Dutch voters deliver ‘humiliating rejection’ to EU referendum, with result hailed by ‘Brexit’ camp

Dutch voters have rejected a treaty between the European Union and Ukraine by a margin of nearly two to one, in a referendum that exposed the extent of anti-EU sentiment in one of the bloc’s founding members.
British campaigners to leave the EU hailed the news from the Netherlands, as did the leader of France’s National Front, Marine Le Pen. About 61 per cent voted against the so-called association agreement Wednesday, with virtually all the results declared. The turnout was about 32 per cent, clearing the 30 per cent threshold needed to declare the vote valid.
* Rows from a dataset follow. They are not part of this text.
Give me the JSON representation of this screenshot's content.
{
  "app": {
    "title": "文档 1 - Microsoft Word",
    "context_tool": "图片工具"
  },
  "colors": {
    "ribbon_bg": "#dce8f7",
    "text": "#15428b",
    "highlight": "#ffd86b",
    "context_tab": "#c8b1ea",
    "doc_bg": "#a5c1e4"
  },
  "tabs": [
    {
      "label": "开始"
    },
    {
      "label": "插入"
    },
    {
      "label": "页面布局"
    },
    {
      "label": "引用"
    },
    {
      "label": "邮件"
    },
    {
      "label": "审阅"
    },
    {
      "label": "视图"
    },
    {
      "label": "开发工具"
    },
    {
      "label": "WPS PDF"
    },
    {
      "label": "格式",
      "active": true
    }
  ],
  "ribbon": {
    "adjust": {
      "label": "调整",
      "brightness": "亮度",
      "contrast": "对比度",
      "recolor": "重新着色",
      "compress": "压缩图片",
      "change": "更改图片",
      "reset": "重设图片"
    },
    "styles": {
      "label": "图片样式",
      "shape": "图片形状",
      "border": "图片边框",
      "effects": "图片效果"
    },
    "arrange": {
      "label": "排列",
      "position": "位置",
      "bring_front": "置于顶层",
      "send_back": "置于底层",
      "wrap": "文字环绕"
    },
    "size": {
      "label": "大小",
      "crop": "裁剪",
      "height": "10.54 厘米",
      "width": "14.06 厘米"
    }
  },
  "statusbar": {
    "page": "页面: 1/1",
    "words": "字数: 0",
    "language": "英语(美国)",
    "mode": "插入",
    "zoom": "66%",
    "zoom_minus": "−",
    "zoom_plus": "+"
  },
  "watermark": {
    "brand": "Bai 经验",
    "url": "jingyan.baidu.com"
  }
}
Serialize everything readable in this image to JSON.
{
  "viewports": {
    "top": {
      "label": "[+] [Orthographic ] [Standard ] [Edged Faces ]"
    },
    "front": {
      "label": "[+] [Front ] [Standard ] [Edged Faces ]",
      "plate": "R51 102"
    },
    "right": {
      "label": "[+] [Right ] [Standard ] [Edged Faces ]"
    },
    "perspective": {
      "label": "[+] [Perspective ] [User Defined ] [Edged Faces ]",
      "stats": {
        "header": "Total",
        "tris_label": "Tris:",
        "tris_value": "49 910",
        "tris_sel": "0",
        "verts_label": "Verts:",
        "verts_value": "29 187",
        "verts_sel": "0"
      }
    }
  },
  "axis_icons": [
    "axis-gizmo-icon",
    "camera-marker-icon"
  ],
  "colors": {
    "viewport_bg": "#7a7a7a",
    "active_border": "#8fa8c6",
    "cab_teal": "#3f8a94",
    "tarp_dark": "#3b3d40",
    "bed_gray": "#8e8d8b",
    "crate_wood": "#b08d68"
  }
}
Dutch Prime Minister Mark Rutte pledged to respect the result and said in a statement that a ratification of the treaty “cannot simply proceed.” His cabinet will consider the result with its EU partners and Ukraine carefully, he said, adding that it will probably take weeks to do so. Technically, the referendum is not binding.

“The Dutch result is a stunning condemnation of the European Union’s willingness to extend its borders,” a spokesman for the British Leave EU campaign group, Brian Monteith, said in an e-mailed statement. “This humiliating rejection of the Ukraine agreement demonstrates that people don’t have to support the EU and its expansionist agenda to feel European.”